Cameroun : La machine répressive de Paul Biya s'abat sur les cyberactivistes, révèle Jeune Afrique

Biya Armée Image illustrative

Tue, 5 Aug 2025 Source: www.camerounweb.com

L'affaire Ramon Cotta cristallise aujourd'hui toutes les tensions entre le pouvoir camerounais et la nouvelle génération d'opposants numériques. Selon les informations exclusives obtenues par Jeune Afrique, le trentenaire, exilé au Gabon depuis plusieurs années, a été victime d'un enlèvement en juillet 2024 avant d'être extradé "manu militari" vers Yaoundé, une pratique qui soulève de graves questions sur les accords de coopération sécuritaire entre les deux pays.

Nos investigations révèlent que Ramon Cotta, alias Steve Akam, croupit toujours à la prison centrale de Kodengui. Inculpé pour "apologie du crime de sécession", "acquisition illégale d'armes de guerre" et "outrage aux corps constitués", il attend son procès dans des conditions que dénoncent ses avocats. Plus troublant encore, Jeune Afrique a pu confirmer que sa récente lettre d'excuses publique, dans laquelle il renonce à son combat contre Paul Biya, aurait été "extorquée sous la contrainte" selon plusieurs de ses proches.

Cette stratégie de la contrainte psychologique n'est pas isolée.

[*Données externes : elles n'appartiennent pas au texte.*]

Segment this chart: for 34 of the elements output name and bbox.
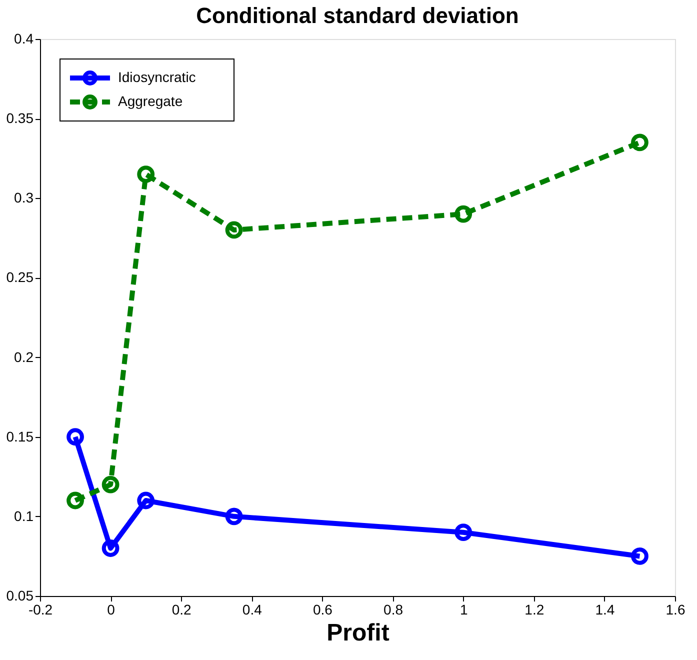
y-tick-label: 0.2 [14,348,34,365]
point [66,428,84,446]
x-tick-label: 0.4 [242,602,262,618]
point [225,221,243,239]
point [137,166,155,183]
x-tick-label: -0.2 [28,602,53,618]
y-tick-label: 0.05 [6,588,34,604]
point [137,492,155,510]
y-tick-label: 0.1 [14,508,34,524]
y-tick-label: 0.15 [6,428,34,444]
point [631,134,648,152]
legend-label: Aggregate [118,93,183,109]
y-tick-label: 0.25 [6,269,34,286]
point [102,540,120,557]
point [102,476,120,494]
y-tick-label: 0.4 [14,30,34,46]
point [454,524,472,542]
y-tick-label: 0.35 [6,110,34,126]
chart-title: Conditional standard deviation [196,3,519,28]
x-axis-title: Profit [326,620,390,646]
y-tick-label: 0.3 [14,190,34,206]
legend-label: Idiosyncratic [118,69,196,85]
point [66,492,84,510]
point [454,205,472,223]
x-tick-label: 1.2 [524,602,544,618]
x-tick-label: 1.6 [666,602,686,618]
point [225,508,243,526]
x-tick-label: 0 [107,602,116,618]
x-tick-label: 1 [460,602,468,618]
x-tick-label: 0.2 [172,602,192,618]
x-tick-label: 0.6 [312,602,333,618]
point [631,548,648,565]
x-tick-label: 1.4 [595,602,615,618]
x-tick-label: 0.8 [384,602,404,618]
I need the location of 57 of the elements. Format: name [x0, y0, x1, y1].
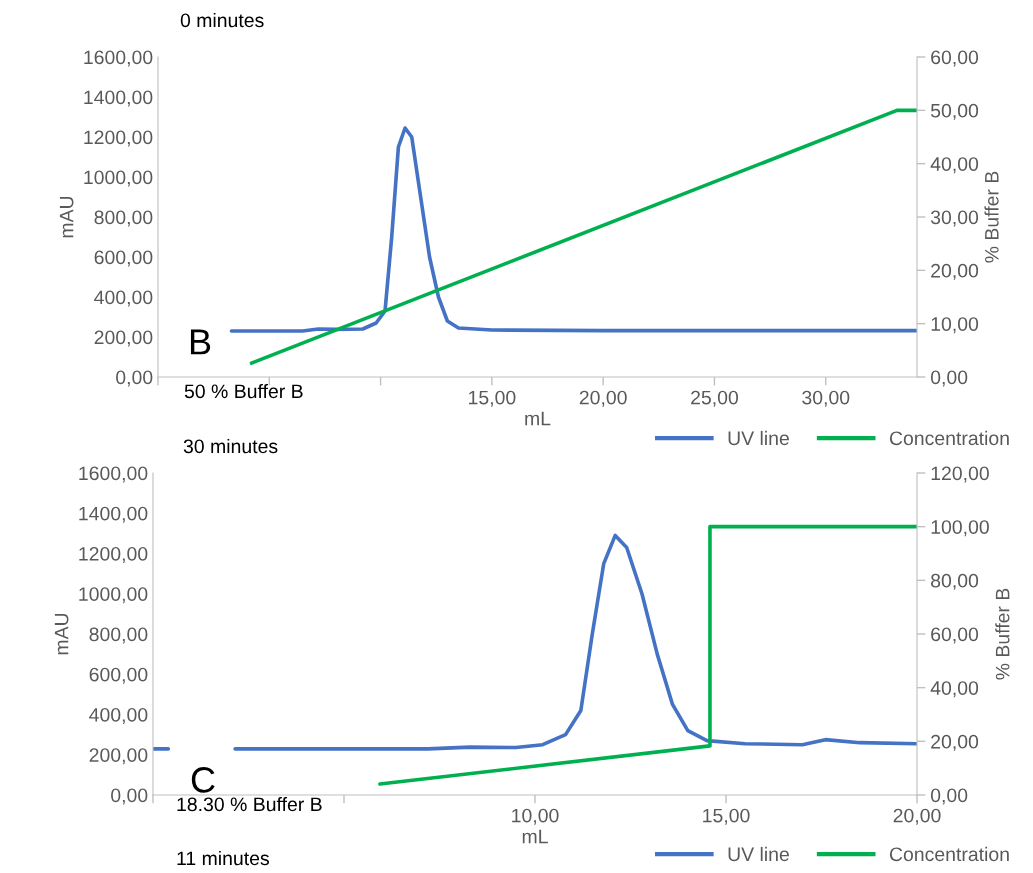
y2-tick-label: 40,00: [930, 681, 979, 698]
legend-label: UV line: [728, 430, 789, 446]
legend-label: Concentration: [889, 430, 1009, 446]
x-tick-label: 20,00: [579, 390, 627, 407]
y2-tick-label: 80,00: [931, 573, 979, 590]
text: 11 minutes: [177, 850, 269, 866]
y2-tick-label: 20,00: [931, 263, 979, 280]
y-tick-label: 400,00: [94, 290, 153, 307]
y-tick-label: 0,00: [116, 370, 153, 387]
legend-label: Concentration: [889, 846, 1009, 862]
annotation: B: [190, 329, 211, 355]
x-tick-label: 30,00: [802, 390, 850, 407]
y-tick-label: 600,00: [89, 667, 148, 684]
y2-tick-label: 120,00: [931, 466, 989, 483]
y2-tick-label: 60,00: [931, 627, 979, 644]
line-series: [229, 126, 917, 333]
x-tick-label: 10,00: [512, 808, 559, 825]
text: 30 minutes: [183, 438, 278, 454]
y2-tick-label: 30,00: [930, 210, 979, 227]
y-axis-title: mAU: [59, 196, 74, 238]
y-tick-label: 1600,00: [79, 466, 148, 483]
y-tick-label: 0,00: [111, 788, 148, 805]
annotation: C: [191, 767, 215, 793]
y2-tick-label: 50,00: [930, 103, 979, 120]
x-axis-title: mL: [525, 411, 551, 426]
text: 50 % Buffer B: [184, 383, 303, 399]
y-tick-label: 200,00: [94, 330, 153, 347]
y-tick-label: 1400,00: [79, 506, 148, 523]
x-tick-label: 20,00: [893, 808, 941, 825]
y-tick-label: 400,00: [89, 707, 148, 725]
y-tick-label: 1200,00: [79, 546, 148, 564]
y2-tick-label: 20,00: [931, 734, 979, 751]
y2-tick-label: 60,00: [931, 50, 979, 67]
text: 0 minutes: [180, 12, 264, 28]
y-tick-label: 1400,00: [84, 90, 153, 107]
x-tick-label: 15,00: [703, 808, 750, 825]
y-tick-label: 800,00: [89, 627, 148, 644]
y-tick-label: 1600,00: [84, 50, 153, 67]
legend-label: UV line: [728, 846, 789, 862]
y-axis-title: mAU: [54, 613, 69, 655]
y2-tick-label: 10,00: [931, 317, 979, 334]
y-tick-label: 800,00: [94, 210, 153, 227]
y2-tick-label: 0,00: [930, 788, 968, 805]
text: 18.30 % Buffer B: [177, 796, 322, 812]
y2-tick-label: 0,00: [930, 370, 968, 387]
y-tick-label: 1200,00: [84, 130, 153, 147]
y2-tick-label: 40,00: [930, 157, 979, 174]
x-tick-label: 15,00: [469, 390, 516, 407]
y2-tick-label: 100,00: [931, 520, 989, 537]
x-tick-label: 25,00: [691, 390, 739, 407]
y-tick-label: 1000,00: [84, 170, 153, 187]
y2-axis-title: % Buffer B: [984, 171, 999, 263]
y2-axis-title: % Buffer B: [995, 588, 1010, 680]
y-tick-label: 200,00: [89, 748, 148, 765]
y-tick-label: 1000,00: [79, 587, 148, 604]
y-tick-label: 600,00: [94, 250, 153, 267]
x-axis-title: mL: [522, 829, 548, 844]
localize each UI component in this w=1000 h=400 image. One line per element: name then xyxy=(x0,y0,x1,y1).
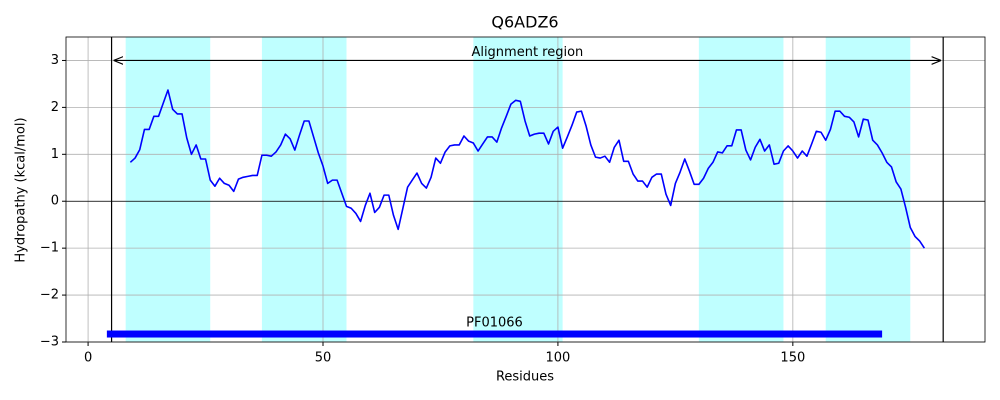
x-tick-label: 50 xyxy=(315,351,332,366)
x-axis-label: Residues xyxy=(496,370,554,385)
plot-frame xyxy=(65,36,986,343)
x-tick-label: 0 xyxy=(84,351,92,366)
highlight-span xyxy=(261,37,347,342)
y-axis-label: Hydropathy (kcal/mol) xyxy=(14,117,29,262)
x-tick-label: 150 xyxy=(780,351,805,366)
chart-title: Q6ADZ6 xyxy=(491,13,558,32)
x-tick-label: 100 xyxy=(546,351,571,366)
domain-bar xyxy=(106,330,883,338)
highlight-span xyxy=(473,37,563,342)
y-tick-label: 0 xyxy=(51,194,59,209)
highlight-span xyxy=(125,37,211,342)
y-tick-label: −1 xyxy=(40,241,59,256)
highlight-span xyxy=(698,37,784,342)
y-tick-label: 2 xyxy=(51,100,59,115)
y-tick-label: 1 xyxy=(51,147,59,162)
highlight-span xyxy=(825,37,911,342)
hydropathy-line xyxy=(129,89,926,249)
alignment-label: Alignment region xyxy=(471,45,583,60)
y-tick-label: −2 xyxy=(40,288,59,303)
domain-label: PF01066 xyxy=(466,316,523,331)
y-tick-label: 3 xyxy=(51,53,59,68)
y-tick-label: −3 xyxy=(40,335,59,350)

Le cas de Junior Ngombe, coiffeur de 23 ans à Douala, illustre parfaitement cette méthode. Jeune Afrique révèle que son arrestation en juillet 2024, après avoir dénoncé l'incarcération de Ramon Cotta, s'inscrit dans une logique de dissuasion généralisée. Transféré au redoutable secrétariat d'État à la Défense (SED) à Yaoundé, il n'a été libéré qu'après une mobilisation internationale orchestrée par des ONG et des figures de l'opposition.

L'enquête de Jeune Afrique met en lumière une nouvelle forme de répression : celle visant spécifiquement les plateformes numériques. Junior Ngombe avait fait de TikTok son arme de "conscientisation", appelant massivement les jeunes à s'inscrire sur les listes électorales avec un objectif assumé : "Tourner la page d'un régime sous lequel ils souffrent depuis plus de 40 ans."

Cette utilisation stratégique des réseaux sociaux par Youth Standing for Change, l'association de Junior Ngombe, révèle selon nos sources une coordination qui dépasse le simple militantisme individuel. Le pouvoir camerounais semble avoir pris la mesure de cette menace numérique, multipliant les arrestations préventives et les intimidations.

L'affaire Ramon Cotta soulève des questions géopolitiques majeures. Jeune Afrique révèle que son enlèvement au Gabon s'inscrit dans une coopération sécuritaire renforcée entre Yaoundé et Libreville, permettant au régime de Paul Biya d'étendre sa répression au-delà des frontières nationales. Cette pratique, qui bafoue les conventions internationales sur l'asile politique, illustre la détermination du pouvoir à neutraliser toute opposition, même en exil.

La stratégie des "excuses forcées"

Nos investigations révèlent une méthode particulièrement perverse : contraindre les détenus à publier des lettres d'excuses publiques. Jeune Afrique a pu documenter comment ces rétractations, présentées comme "spontanées" par les autorités, sont en réalité le fruit de pressions psychologiques exercées en détention. Cette stratégie vise un double objectif : décrédibiliser les opposants auprès de leurs soutiens et dissuader d'autres jeunes de s'engager dans la contestation.

Le cas de Ramon Cotta devient ainsi emblématique d'une génération d'activistes prise en étau entre leur volonté de changement et une machine répressive qui s'adapte constamment aux nouveaux modes de contestation. Alors que Paul Biya brigue un huitième mandat à 92 ans, la bataille entre le pouvoir et cette jeunesse numérique ne fait que commencer, avec des enjeux qui dépassent largement les frontières du Cameroun.